Kapolres Pelabuhan Belawan Baru Diharap Tekan Tawuran dan Begal di Medan Utara

Mapolres Pelabuhan Belawan. (Foto: Kamaluddin/Mistar))
Medan, Mistar ID
Pergantian pucuk pimpinan Polres Pelabuhan Belawan dari AKBP Wahyudi Rahman kepada AKBP Rosef Efendi yang dilaksanakan pekan lalu membuat sejumlah kalangan berharap kepemimpinan Kapolres baru dapat mengubah stigma negatif, dari wilayah dengan tingkat tawuran tertinggi menjadi terendah.
Tokoh agama, Ustaz Muhammad Nabawi, kepada Mistar, Sabtu (17/1/2026), berharap masyarakat dapat merasa lebih nyaman dalam menjalankan aktivitas sehari-hari. Ia menilai tingkat tawuran di Kecamatan Medan Belawan selama ini tergolong tertinggi di Kota Medan.
Selama ini, kata dia, banyak pekerja yang beraktivitas hingga larut malam, seperti buruh pelabuhan, merasa trauma akibat maraknya peristiwa begal dan tawuran. Ia berharap Kapolres Pelabuhan Belawan yang baru, bekerja menekan tingkat kriminalitas di wilayah Medan Utara seperti begal, tawuran, dan maraknya peredaran narkoba.
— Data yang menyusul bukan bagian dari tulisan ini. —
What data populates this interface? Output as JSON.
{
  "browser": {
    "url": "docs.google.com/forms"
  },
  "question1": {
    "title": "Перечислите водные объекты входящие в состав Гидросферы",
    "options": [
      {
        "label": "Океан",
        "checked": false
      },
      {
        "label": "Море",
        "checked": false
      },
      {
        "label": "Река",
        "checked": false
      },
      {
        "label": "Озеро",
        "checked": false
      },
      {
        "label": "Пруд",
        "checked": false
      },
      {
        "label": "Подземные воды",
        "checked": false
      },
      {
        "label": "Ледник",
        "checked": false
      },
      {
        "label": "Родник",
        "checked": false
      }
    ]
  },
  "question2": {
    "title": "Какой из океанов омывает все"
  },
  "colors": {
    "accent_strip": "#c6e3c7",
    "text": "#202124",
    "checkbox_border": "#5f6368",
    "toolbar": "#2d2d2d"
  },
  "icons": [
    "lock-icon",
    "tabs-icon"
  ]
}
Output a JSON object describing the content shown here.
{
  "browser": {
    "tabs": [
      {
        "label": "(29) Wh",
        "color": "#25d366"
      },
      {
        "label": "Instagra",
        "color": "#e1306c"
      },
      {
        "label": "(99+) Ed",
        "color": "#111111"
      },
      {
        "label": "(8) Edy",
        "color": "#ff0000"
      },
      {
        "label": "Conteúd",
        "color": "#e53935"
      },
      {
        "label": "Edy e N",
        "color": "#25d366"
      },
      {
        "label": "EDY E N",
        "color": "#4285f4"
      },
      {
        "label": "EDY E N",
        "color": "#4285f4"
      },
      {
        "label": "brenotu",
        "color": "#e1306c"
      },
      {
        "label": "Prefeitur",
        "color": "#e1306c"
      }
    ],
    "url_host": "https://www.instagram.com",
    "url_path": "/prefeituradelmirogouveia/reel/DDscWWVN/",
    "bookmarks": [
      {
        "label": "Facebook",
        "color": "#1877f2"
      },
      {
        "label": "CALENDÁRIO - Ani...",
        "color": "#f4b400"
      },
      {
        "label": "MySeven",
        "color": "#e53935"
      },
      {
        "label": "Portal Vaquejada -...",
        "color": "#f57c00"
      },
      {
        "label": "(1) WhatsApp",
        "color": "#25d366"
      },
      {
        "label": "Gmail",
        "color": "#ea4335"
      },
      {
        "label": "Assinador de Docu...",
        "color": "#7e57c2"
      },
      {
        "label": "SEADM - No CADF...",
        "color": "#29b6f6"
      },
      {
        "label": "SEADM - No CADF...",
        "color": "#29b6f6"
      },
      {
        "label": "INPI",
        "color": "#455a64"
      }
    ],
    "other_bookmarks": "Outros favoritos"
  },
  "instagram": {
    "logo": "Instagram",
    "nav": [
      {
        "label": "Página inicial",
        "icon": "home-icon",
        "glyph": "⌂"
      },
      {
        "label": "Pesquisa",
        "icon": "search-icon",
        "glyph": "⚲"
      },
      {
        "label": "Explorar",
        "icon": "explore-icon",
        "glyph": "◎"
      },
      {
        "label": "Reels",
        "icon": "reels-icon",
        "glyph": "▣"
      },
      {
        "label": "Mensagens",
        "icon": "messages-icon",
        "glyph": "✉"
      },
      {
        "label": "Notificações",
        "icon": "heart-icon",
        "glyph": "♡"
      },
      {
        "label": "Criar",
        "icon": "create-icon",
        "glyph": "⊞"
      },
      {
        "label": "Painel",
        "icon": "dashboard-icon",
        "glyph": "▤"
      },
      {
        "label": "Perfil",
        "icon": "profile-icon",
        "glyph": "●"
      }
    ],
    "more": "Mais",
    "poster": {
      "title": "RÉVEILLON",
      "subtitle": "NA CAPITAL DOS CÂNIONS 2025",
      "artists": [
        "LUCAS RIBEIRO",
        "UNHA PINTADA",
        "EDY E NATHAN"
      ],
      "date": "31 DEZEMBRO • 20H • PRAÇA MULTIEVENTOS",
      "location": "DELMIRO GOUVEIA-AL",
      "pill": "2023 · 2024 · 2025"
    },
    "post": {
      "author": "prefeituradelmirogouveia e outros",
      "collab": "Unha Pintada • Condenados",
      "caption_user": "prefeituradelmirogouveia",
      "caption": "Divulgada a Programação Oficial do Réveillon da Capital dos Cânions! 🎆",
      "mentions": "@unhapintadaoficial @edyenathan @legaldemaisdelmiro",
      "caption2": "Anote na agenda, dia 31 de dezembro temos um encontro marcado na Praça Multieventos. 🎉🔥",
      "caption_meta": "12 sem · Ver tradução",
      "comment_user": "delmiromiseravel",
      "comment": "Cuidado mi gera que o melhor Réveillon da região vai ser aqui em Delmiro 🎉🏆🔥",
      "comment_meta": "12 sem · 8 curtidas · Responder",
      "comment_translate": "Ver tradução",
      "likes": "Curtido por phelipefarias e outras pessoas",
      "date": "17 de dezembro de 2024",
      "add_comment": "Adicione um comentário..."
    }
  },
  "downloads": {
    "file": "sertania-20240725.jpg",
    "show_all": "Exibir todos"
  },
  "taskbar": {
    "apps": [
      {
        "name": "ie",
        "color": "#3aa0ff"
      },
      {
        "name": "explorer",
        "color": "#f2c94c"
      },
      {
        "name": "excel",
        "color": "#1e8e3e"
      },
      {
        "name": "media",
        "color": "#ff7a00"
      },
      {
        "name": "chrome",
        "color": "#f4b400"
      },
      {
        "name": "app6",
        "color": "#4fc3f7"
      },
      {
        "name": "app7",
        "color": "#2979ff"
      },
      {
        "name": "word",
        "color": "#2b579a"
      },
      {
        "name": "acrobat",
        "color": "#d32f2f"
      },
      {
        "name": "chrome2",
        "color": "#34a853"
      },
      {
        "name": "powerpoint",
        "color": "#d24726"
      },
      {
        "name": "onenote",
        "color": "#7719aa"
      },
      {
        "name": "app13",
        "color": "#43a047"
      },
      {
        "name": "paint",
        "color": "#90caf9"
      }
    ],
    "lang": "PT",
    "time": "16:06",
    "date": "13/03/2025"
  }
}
Yono (55), seorang buruh pelabuhan Belawan juga berharap situasi Kota Belawan bisa kondusif dari tindak kriminal. Menurutnya, tawuran dan begal hendaknya menjadi prioritas penanganan karena buruh di Pelabuhan Belawan kerap bekerja hingga larut malam saat bongkar muat kapal.
“Selama ini jika pulang hingga larut malam, kami di perjalanan merasa cemas. Sudah banyak buruh yang menjadi korban begal dan tawuran. Kami berharap tidak ada lagi korban selanjutnya,” ujarnya.
Sementara itu, Binsar Gultom (45), seorang sopir truk yang beraktivitas di Belawan, berharap pihak kepolisian meningkatkan patroli malam, terutama di daerah-daerah rawan penjarahan dan pungutan liar (pungli). Ia mengaku pernah menjadi korban tindak kriminal berupa pemaksaan menyerahkan isi truk di bawah ancaman di kawasan Tol Belawan.
“Di bawah kepemimpinan Kapolres yang baru, hendaknya situasi di Belawan tetap kondusif agar kami dapat bekerja dengan tenang,” ujar Binsar.
Ketua Belawan Pers Club (BPC), Irwan S. Pane, juga berharap Kapolres baru dapat bersinergi dengan insan pers, terutama dalam mempublikasikan kinerja Polres. Ia menegaskan bahwa kritik dan saran dari masyarakat harus direspons dengan baik.
Secara khusus, Irwan S. Pane berharap Humas Polres dapat difungsikan sebagaimana mestinya sebagai penyambung komunikasi antara insan pers dengan pihak kepolisian.